The shortest wavelength of Lyman series of the hydrogen atom is equal to the shortest wavelength of Balmer series of a hydrogen -like atom of atomic number Z. The value of Z is equal to

To solve the problem, we need to find the value of \( Z \) such that the shortest wavelength of the Lyman series of the hydrogen atom is equal to the shortest wavelength of the Balmer series of a hydrogen-like atom with atomic number \( Z \). ### Step-by-Step Solution: 1. **Understanding the Lyman Series**: The Lyman series corresponds to transitions from higher energy levels to the first energy level (n=1) in hydrogen. The formula for the wavelength in the Lyman series is given by: \[ \frac{1}{\lambda} = RZ^2 \left( \frac{1}{n_1^2} - \frac{1}{n_2^2} \right) \] For the shortest wavelength (which occurs when \( n_2 \to \infty \)): \[ \frac{1}{\lambda_{Lyman}} = RZ^2 \left( \frac{1}{1^2} - 0 \right) = RZ^2 \] Thus, the shortest wavelength for the Lyman series of hydrogen (where \( Z = 1 \)) is: \[ \lambda_{Lyman} = \frac{1}{R} \] 2. **Understanding the Balmer Series**: The Balmer series corresponds to transitions from higher energy levels to the second energy level (n=2) in hydrogen-like atoms.
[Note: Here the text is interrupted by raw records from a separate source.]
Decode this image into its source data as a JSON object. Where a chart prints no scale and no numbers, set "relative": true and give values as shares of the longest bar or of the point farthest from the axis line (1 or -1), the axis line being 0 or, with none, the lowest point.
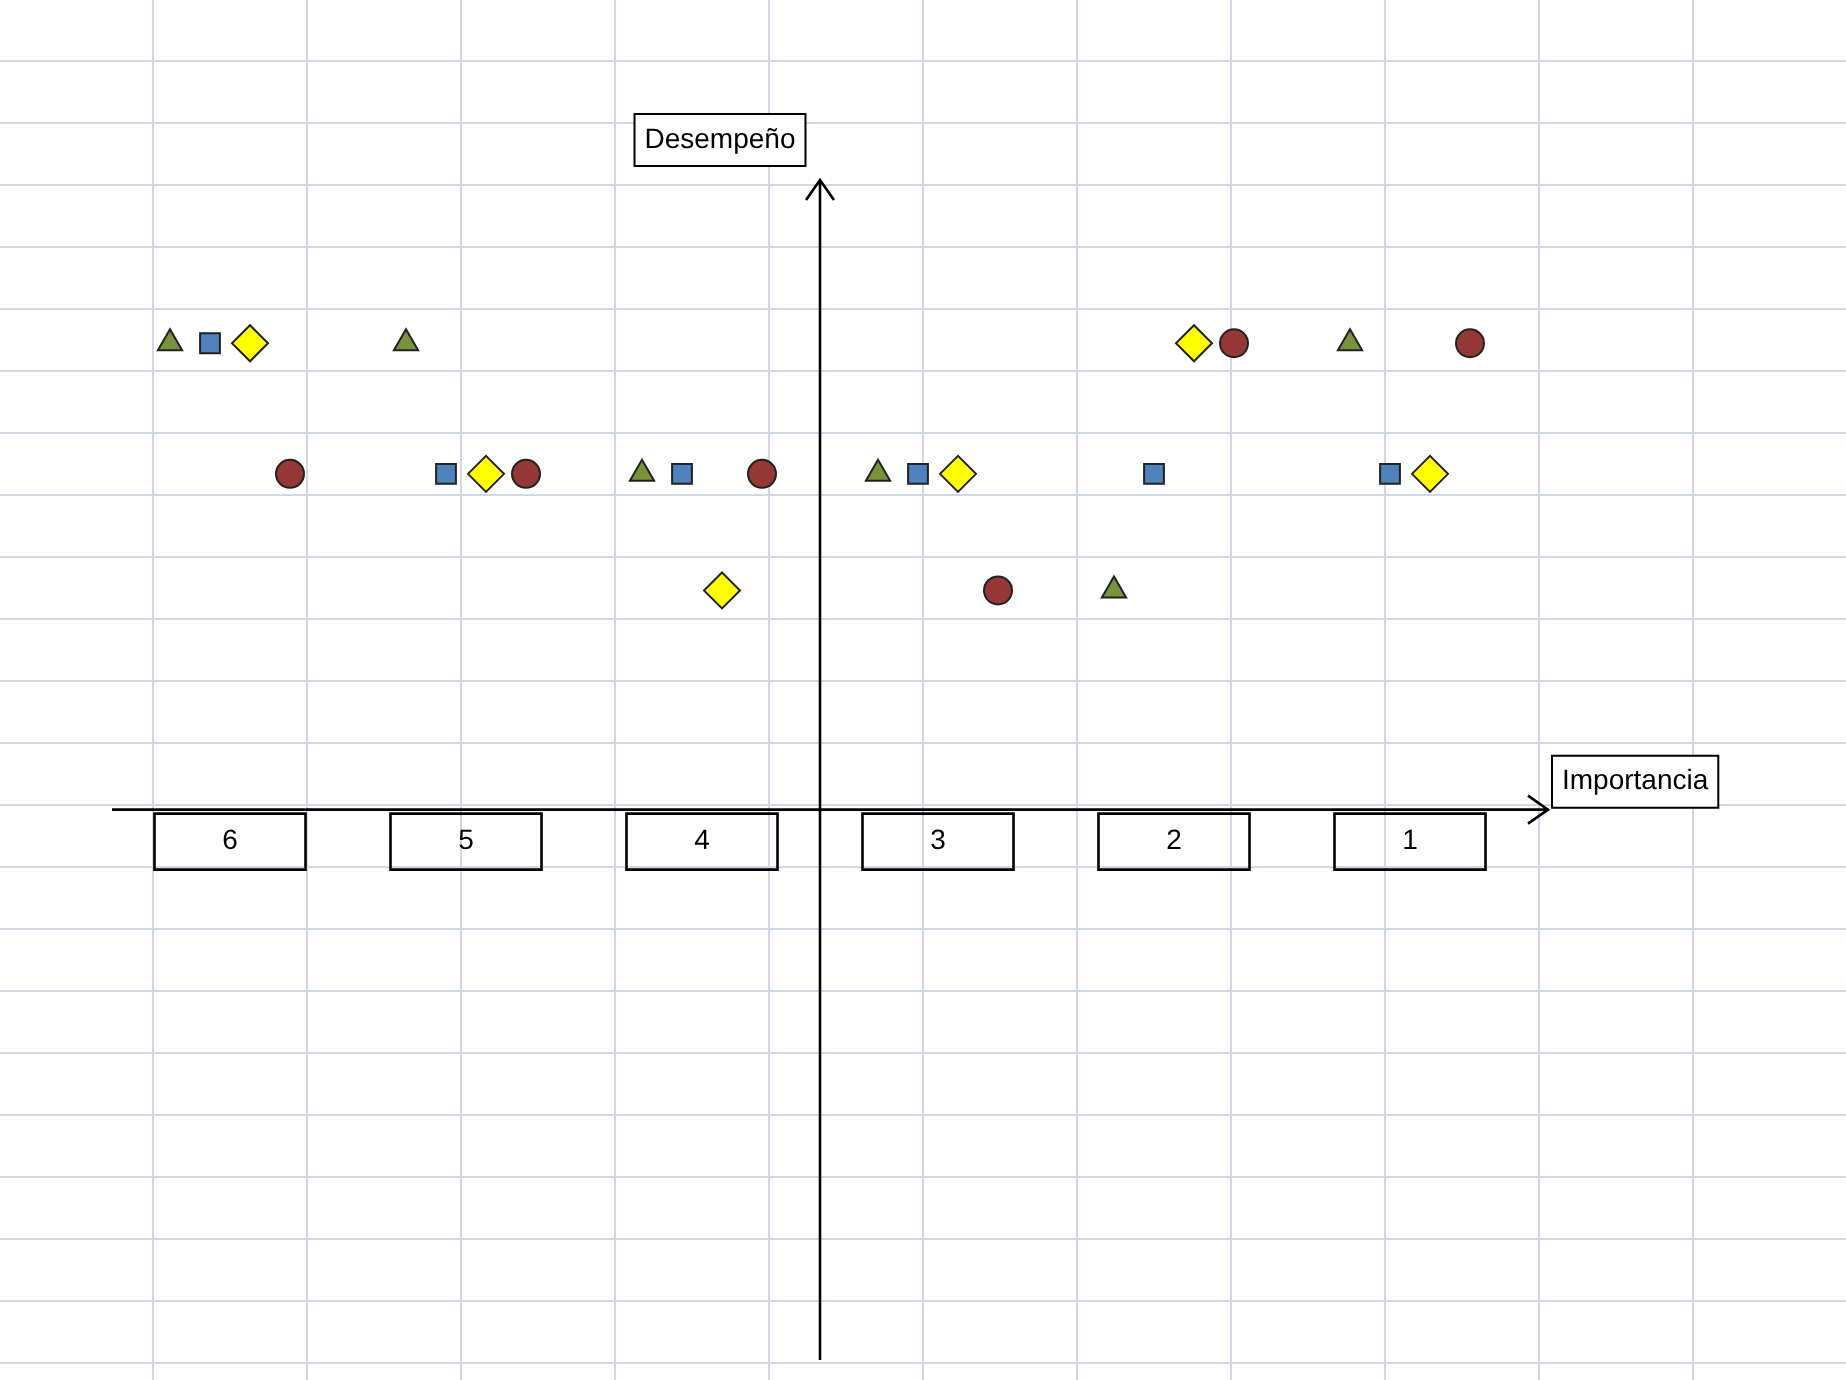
{
  "chart_data": {
    "type": "scatter",
    "relative": true,
    "xlabel": "Importancia",
    "annotations": [
      "Desempeño"
    ],
    "legend": false,
    "categories": [
      "6",
      "5",
      "4",
      "3",
      "2",
      "1"
    ],
    "series": [
      {
        "marker": "triangle",
        "color": "#77933c",
        "values": [
          1,
          1,
          0.72,
          0.72,
          0.47,
          1
        ]
      },
      {
        "marker": "square",
        "color": "#4f81bd",
        "values": [
          1,
          0.72,
          0.72,
          0.72,
          0.72,
          0.72
        ]
      },
      {
        "marker": "diamond",
        "color": "#ffff00",
        "values": [
          1,
          0.72,
          0.47,
          0.72,
          1,
          0.72
        ]
      },
      {
        "marker": "circle",
        "color": "#953735",
        "values": [
          0.72,
          0.72,
          0.72,
          0.47,
          1,
          1
        ]
      }
    ]
  }
}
The formula for the wavelength in the Balmer series is: \[ \frac{1}{\lambda} = RZ^2 \left( \frac{1}{2^2} - \frac{1}{n_2^2} \right) \] For the shortest wavelength (which occurs when \( n_2 \to \infty \)): \[ \frac{1}{\lambda_{Balmer}} = RZ^2 \left( \frac{1}{2^2} - 0 \right) = RZ^2 \cdot \frac{1}{4} \] Thus, the shortest wavelength for the Balmer series is: \[ \lambda_{Balmer} = \frac{4}{RZ^2} \] 3. **Setting the Wavelengths Equal**: According to the problem, the shortest wavelength of the Lyman series is equal to the shortest wavelength of the Balmer series: \[ \frac{1}{R} = \frac{4}{RZ^2} \] 4. **Solving for \( Z^2 \)**: We can simplify this equation by multiplying both sides by \( RZ^2 \): \[ Z^2 = 4 \] 5. **Finding \( Z \)**: Taking the square root of both sides gives: \[ Z = 2 \] ### Conclusion: The value of \( Z \) is \( 2 \).